Note: NPR's First Listen audio comes down after the album is released. However, you can still listen with the Spotify or Apple Music playlist at the bottom of the page.
It's a common trajectory for musicians to start out sounding tentative and insecure, only to bloom into battle-tested, fully formed talents. That's surely been Sharon Van Etten's story, as she's transitioned from a quavering solo artist into a muscular rock 'n' roll frontwoman — the kind you'd see stalking festival stages or popping up at the Bang Bang Bar on the last season of Twin Peaks.
But Van Etten's 2009 debut, because i was in love, doesn't actually sound tentative or insecure. Instead, it functions as a sort of concept album about tentativeness and insecurity — about examining tiny interpersonal details until they become all-encompassing. From the album's very first words — "I wish I knew what to do with you / But the truth is, I ain't got a clue" — she's at a loss for answers, yet mindful of the million tiny signals and mixed messages that keep her up at night.
In "Much More Than That," Van Etten's opening plea ("Please don't take me lightly") introduces a song in which she strains to be heard in a relationship, and gets left with no choice but to magnify the impact of touches and glances: "My toe hit your toe lightly / Your toe met my heel right back / And I don't think I need much more than that." But, viewed next to the more assertive albums that succeeded it, because i was in love snaps into focus as an album about learning how much more she does need — and how much she deserves.
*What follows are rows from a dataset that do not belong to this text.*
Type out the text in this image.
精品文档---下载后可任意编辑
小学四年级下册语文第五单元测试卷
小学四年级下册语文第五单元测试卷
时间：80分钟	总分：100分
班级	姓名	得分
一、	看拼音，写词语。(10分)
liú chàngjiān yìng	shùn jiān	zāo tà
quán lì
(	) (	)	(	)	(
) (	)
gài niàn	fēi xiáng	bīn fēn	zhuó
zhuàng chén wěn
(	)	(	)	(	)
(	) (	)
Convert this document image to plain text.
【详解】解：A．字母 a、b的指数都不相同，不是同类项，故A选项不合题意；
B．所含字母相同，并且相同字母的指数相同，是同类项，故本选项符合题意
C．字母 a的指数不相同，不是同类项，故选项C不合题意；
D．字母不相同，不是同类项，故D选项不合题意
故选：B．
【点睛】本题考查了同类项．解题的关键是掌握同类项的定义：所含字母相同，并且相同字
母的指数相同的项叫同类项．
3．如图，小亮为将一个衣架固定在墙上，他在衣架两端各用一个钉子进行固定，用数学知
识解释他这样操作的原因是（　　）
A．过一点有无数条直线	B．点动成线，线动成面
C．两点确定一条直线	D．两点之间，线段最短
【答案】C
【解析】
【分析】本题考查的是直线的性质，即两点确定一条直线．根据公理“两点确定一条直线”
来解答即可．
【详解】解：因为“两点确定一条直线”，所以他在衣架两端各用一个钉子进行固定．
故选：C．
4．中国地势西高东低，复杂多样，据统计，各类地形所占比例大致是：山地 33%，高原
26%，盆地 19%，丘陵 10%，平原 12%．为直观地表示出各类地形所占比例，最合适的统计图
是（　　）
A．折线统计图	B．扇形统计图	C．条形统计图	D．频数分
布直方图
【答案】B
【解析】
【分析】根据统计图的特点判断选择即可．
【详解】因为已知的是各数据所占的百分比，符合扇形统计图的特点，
In light of the success that also followed, it makes sense that because i was in love would get the remixed-and-remastered deluxe-reissue treatment, complete with two lovely bonus tracks ("I'm Giving Up On You," "You Didn't Really Do That") and the parenthetical title revision (it was) to re-frame the album in hindsight. It captures a sound Sharon Van Etten has since left behind, but it remains radiant, universal and utterly timeless.